The Science Sunday at Glasgow University on the 14th of June was a great way to mark the end of the 2015 Glasgow Science Festival. The event encapsulated everything that the festival aims to do: Get people of all ages interested and engaging with science.
The event could be described as a mini science festival. There were stands and activities over the course of the 6 hours in the university’s Hunter Halls, which students typically associate with dreaded exams, although on the day, the halls were packed full of excited people. These stands covered a variety of subjects from all areas of science, including investigating the dietary requirements necessary to grow strong bones, building structures of DNA, discovering what is required to be an effective long jumper, and a competition based on how many step-ups participants could do in a minute. All stands were supported by friendly science festival volunteers and numerous recognisable university lecturers and staff, all keen to communicate science and research.
As well as the stands in Hunter Halls, there were additional exhibits and activities upstairs in the Hunterian Museum (which is always well worth a visit, even without this extra incentive). There were stalls that explained how structures on insects such as beetles and butterflies give them colours that differ from those given by pigmentation and another that showed how 3D printing could be a useful tool in repairing nerve damage. The researchers at the stall I was most drawn to talked about bone structure. There were many specimens available to observe and hold in order to help explain how bones vary between species and what structural adaptations they have in order to be able to perform a diverse range of tasks, such as the hollow bones birds have to decrease their weight.

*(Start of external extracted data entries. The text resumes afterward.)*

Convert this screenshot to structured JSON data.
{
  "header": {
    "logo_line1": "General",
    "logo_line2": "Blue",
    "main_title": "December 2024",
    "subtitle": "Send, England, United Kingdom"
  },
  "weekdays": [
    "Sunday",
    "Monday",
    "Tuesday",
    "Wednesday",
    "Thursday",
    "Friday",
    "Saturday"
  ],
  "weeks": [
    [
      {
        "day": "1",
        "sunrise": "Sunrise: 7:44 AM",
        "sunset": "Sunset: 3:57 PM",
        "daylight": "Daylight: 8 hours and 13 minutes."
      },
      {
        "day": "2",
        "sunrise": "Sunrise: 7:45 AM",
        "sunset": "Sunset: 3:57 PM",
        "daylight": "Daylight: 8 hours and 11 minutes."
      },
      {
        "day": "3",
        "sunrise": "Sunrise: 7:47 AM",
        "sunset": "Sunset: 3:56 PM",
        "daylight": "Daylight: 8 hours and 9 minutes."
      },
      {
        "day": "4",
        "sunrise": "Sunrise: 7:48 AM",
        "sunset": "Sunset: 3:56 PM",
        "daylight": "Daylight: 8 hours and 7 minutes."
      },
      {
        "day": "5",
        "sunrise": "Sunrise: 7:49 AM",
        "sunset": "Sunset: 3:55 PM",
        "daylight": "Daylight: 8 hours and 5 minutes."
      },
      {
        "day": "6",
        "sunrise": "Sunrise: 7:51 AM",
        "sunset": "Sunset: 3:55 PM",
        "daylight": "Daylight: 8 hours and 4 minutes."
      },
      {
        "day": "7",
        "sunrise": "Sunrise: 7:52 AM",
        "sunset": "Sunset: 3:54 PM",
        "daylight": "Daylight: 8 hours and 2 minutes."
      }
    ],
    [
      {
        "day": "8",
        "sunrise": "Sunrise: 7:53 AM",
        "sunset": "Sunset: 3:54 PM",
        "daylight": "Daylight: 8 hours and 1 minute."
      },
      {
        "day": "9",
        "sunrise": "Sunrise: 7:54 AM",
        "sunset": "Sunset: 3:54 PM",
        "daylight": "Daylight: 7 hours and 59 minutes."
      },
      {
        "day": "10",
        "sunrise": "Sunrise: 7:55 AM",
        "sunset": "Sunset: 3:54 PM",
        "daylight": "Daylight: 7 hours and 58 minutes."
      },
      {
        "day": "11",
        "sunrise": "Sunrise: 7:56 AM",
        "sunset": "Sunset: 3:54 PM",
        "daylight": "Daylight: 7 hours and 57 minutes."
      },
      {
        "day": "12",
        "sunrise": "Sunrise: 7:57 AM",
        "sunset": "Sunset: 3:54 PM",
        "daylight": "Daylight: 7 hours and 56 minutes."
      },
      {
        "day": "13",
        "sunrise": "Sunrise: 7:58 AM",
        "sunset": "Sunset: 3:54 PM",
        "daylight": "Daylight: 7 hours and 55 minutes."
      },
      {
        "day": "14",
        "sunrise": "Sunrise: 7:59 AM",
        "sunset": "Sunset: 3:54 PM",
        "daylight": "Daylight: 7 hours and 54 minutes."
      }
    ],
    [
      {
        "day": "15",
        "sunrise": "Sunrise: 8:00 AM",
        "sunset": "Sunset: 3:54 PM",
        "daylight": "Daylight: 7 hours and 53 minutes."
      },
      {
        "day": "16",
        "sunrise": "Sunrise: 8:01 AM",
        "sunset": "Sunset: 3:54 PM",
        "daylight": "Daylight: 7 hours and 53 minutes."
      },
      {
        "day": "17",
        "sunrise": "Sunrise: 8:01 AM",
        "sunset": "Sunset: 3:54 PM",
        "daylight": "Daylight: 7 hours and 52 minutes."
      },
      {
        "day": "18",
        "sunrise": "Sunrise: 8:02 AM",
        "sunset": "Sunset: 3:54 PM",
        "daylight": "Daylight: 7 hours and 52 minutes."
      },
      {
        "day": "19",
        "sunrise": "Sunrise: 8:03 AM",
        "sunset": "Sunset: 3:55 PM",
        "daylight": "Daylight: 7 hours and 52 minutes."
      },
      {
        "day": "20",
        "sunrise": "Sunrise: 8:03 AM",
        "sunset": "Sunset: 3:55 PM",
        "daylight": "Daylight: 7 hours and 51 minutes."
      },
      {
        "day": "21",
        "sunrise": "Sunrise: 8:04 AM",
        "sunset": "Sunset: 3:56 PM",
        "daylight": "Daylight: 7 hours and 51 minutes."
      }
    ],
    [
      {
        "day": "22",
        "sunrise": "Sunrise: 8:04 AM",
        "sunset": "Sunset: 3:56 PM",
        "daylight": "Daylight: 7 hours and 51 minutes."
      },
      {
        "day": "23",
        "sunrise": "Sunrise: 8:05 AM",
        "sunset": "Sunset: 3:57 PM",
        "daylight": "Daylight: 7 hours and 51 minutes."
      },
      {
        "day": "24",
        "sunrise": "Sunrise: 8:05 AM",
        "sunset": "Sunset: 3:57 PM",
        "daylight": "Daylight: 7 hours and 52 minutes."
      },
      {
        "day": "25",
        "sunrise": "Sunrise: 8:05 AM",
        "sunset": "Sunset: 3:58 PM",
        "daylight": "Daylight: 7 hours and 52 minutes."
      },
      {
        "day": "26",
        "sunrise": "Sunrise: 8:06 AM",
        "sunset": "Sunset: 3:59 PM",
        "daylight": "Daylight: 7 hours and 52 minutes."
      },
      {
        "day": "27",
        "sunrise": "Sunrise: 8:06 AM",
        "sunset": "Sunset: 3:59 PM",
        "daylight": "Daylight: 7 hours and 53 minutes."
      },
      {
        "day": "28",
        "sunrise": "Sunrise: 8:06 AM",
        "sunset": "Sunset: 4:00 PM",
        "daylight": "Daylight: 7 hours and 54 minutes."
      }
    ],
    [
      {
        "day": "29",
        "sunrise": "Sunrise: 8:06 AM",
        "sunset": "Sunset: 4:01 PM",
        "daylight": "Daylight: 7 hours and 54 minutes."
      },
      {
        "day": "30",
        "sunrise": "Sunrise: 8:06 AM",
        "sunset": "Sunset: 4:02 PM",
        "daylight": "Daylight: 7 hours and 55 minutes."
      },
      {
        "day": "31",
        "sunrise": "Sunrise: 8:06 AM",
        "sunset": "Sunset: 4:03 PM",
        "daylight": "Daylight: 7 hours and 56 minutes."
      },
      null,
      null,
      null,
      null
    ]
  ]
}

Other events hosted throughout the day included talks, demonstrations and a science-themed pantomime that will be performed in full at the Edinburgh Fringe Festival. (Who doesn’t love panto?!) These events allowed me to gain a perspective of what this day is really about: how children can engage with science outside of the classroom. Worth noting is the ‘Superhero Science’ talk, which explained the science behind certain superhero powers. Superhero powers such as camouflage and the ability to hang from ceilings are actually seen in nature with the cuttlefish and the gecko respectively. The idea of editing the human genome to insert the genes responsible for these ‘superpowers’ and create a real-life superhero really captured the imaginations of the children. The talk was topped off with the audience having to navigate its way via ‘video link’ to stop a supervillain, Dr Jean Splice (pun alert), from taking a supervirus created in a lab in the university. Even one of the Professors of Genetics at the university, Kevin O’Dell, even had a cameo as an evil security guard in the video. The outcome of this in the session I was present in was a superhero with the power to control electricity, camouflage and the ability to read minds, gaining the not-so-catchy name of Super Cool Dude of Doom. Needless to say, the kids were fascinated.
Whilst I found that, as a science student, there were a few points of interest, I think that Science Sunday is best described as a family event, and a very good one at that. These are the sort of events that are needed to get children engaged in science, and to show them that it can be performed outside of the classroom, in a less controlled environment. Getting a child to sit for an hour in a lecture theatre and remain interested is an extraordinary feat; it’s often quite difficult for students to even manage that.
Overall, the format of Science Sunday lends itself very well to the Science Festival as a whole. While the science festival has events which cater to all ages, this event allowed a platform for a broad spectrum of disciplines to come together in a family-focused manner. Science Sunday reminded me of how many scientists’ dreams began in childhood, with their scientific curiosity sparked by events such as this one. Knowing the joy of discovering science at a young age is one thing; being able to inspire it is another. A huge congratulations to the GSF team for exciting the minds of so many young people, and inspiring the next generation of scientists.